Last Stone

463 50 36
                                    

Ya bölümle ilgili bir sıkıntı var ağlayacağım :<

Geçen sefer yaşanan olaydan sonra Lider Jihoo'nun isteği üzerine kimse bir göreve çıkmamış, herkes malikanede kalmıştı. Hatta durum öyle bir şekil almıştı ki, herkes ortak salonda toplanıp büyük bir parti vermeye başlamıştı. Açıkça bu partinin neden bir anda ortaya çıktığı belli değildi. Üstüne üstlük en korkunç yanı ise Jihoo'nun da bu partiye katılmış olmasıydı.

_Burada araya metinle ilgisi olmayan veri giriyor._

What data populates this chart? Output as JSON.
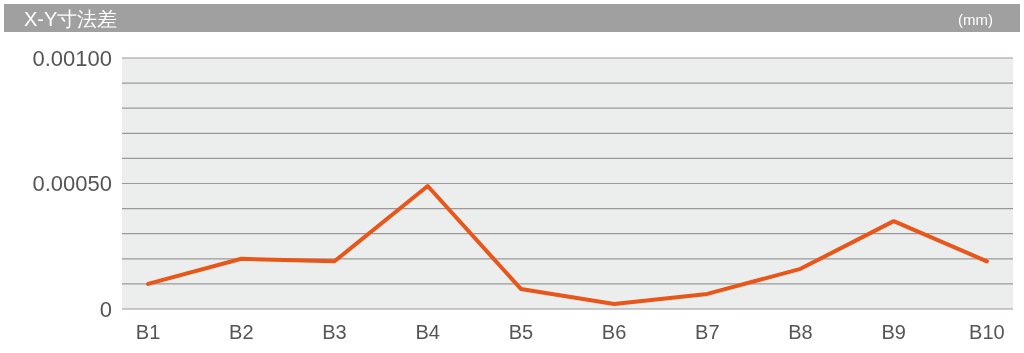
{
  "chart_data": {
    "type": "line",
    "title": "X-Y寸法差",
    "ylabel": "(mm)",
    "categories": [
      "B1",
      "B2",
      "B3",
      "B4",
      "B5",
      "B6",
      "B7",
      "B8",
      "B9",
      "B10"
    ],
    "series": [
      {
        "color": "#e8561a",
        "values": [
          0.0001,
          0.0002,
          0.00019,
          0.00049,
          8e-05,
          2e-05,
          6e-05,
          0.00016,
          0.00035,
          0.00019
        ]
      }
    ],
    "ylim": [
      0,
      0.001
    ],
    "yticks": [
      0,
      {
        "value": 0.0001,
        "label": null
      },
      {
        "value": 0.0002,
        "label": null
      },
      {
        "value": 0.0003,
        "label": null
      },
      {
        "value": 0.0004,
        "label": null
      },
      {
        "value": 0.0005,
        "label": "0.00050"
      },
      {
        "value": 0.0006,
        "label": null
      },
      {
        "value": 0.0007,
        "label": null
      },
      {
        "value": 0.0008,
        "label": null
      },
      {
        "value": 0.0009,
        "label": null
      },
      {
        "value": 0.001,
        "label": "0.00100"
      }
    ],
    "grid": "y",
    "marker": "none",
    "line_style": "solid"
  }
}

Şarkılar söylenip, gülünüp eğlenilirken Jihoo kenarda oturmuş üçüncü bira bardağını kafasına dikiyordu. Normalde sesten nefret eden bölük liderlerinin bile onlara katışmış olması Siyah ışık bölüğündeki herkesi çok mutlu etmişti. Kısa bir süre sonra Beyaz Işık'tan insanların da bu partiyi duyması üzerine şimdi bütün malikane dans edip gülüp eğleniyordu.

Jihoo'nun ses çıkarmamasının nedeni belliydi. Çok olay olmuştu ve herkes yıpranmıştı, Jongin'in de bir şey dememesi üzerine çocukların eğlenmesine izin vermişti. Tabi ne olur ne olmaz diye başlarında durma görevini de üstlenmişti. Sonuçta malikaneyi yıkacak güçler vardı ki bunların başında aslında sarhoş olmaması gereken ama sarhoş olan Jihoo vardı.

Tabi kendisi bundan habersizdi.

Baekhyun, Chanyeol ve diğerleri ile şömineye yakın bir yerde oturmuş sohbet ederken bir yandan da şarkı söylüyorlardı. Kekçi kız ise herkese kek dağıtıyordu. Bu seferki kekin teması eğlenin salaklardı. Kimse tabi o kızın nasıl beş dakikada herkese yetecek kadar kek yaptığını sorgulamıyordu. Sadece tıkınmakla meşguldüler.

"Minseok kardeşin nasıl?"

"Ah daha iyi Baek. Çok sarsılmadığı için mutluyum açıkçası. O gün size de yardım edemedim. Kusura bakmayın." Minseok o günden dolayı hala pişmandı. Sonuçta elinden hiçbir şey gelmemişti.

"Saçamala Min, bunun lafı bile olmaz." Chen'in sözüne herkes katıldığında Minseok iyi arkadaşlara sahip olduğu için mutluydu.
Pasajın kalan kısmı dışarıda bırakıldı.